Spatial models were used in the analysis, thus making it possible to estimate the overall influence of topsoil trace components on mortality. Furthermore, the estimates of RR of death were adjusted for various sociodemographic variables. Generally speaking, this type of analysis tends to be somewhat conservative (relatively insensitive), and revealing associations proves difficult (Richardson et al. 2004).

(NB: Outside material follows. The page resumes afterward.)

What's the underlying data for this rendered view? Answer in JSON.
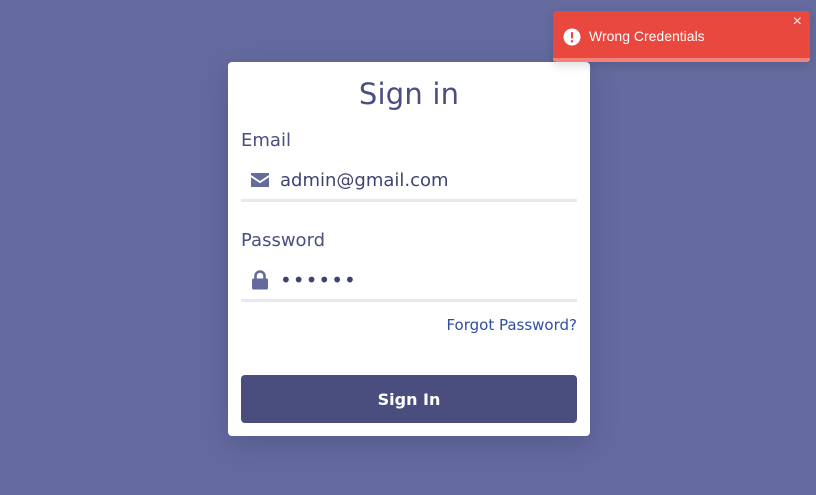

However, we have to be very careful in the interpretation of these results since the statistical associations, although they seem plausible, do not mean a direct biological correlate. The results support the interest of inclusion of heavy metal levels in topsoil as a hypothesis in analytical epidemiological studies of cancer using biological markers of exposure to heavy metals and metalloids.

Conclusions

The results of our study show a statistical association between the trace contents of heavy metals and metalloids in topsoil and mortality due to tumours of the digestive system in mainland Spain. This association is observed in both sexes, a finding which would support the hypothesis that the incorporation of heavy metals into the trophic chain might be playing a role in the aetiology of some types of cancer. Similarly, noteworthy are the results pertaining to lung cancer and pleural cancer and the association with haematological tumours. Accordingly, the presence of potentially toxic elements in trace concentrations in topsoil composition might be an additional component in the aetiology of some types of cancer, and go some way to determine the ensuing geographical differences in Spain. The results support the interest of inclusion of heavy metal levels in topsoil as a hypothesis in analytical epidemiological studies using biological markers of exposure to heavy metals and metalloids.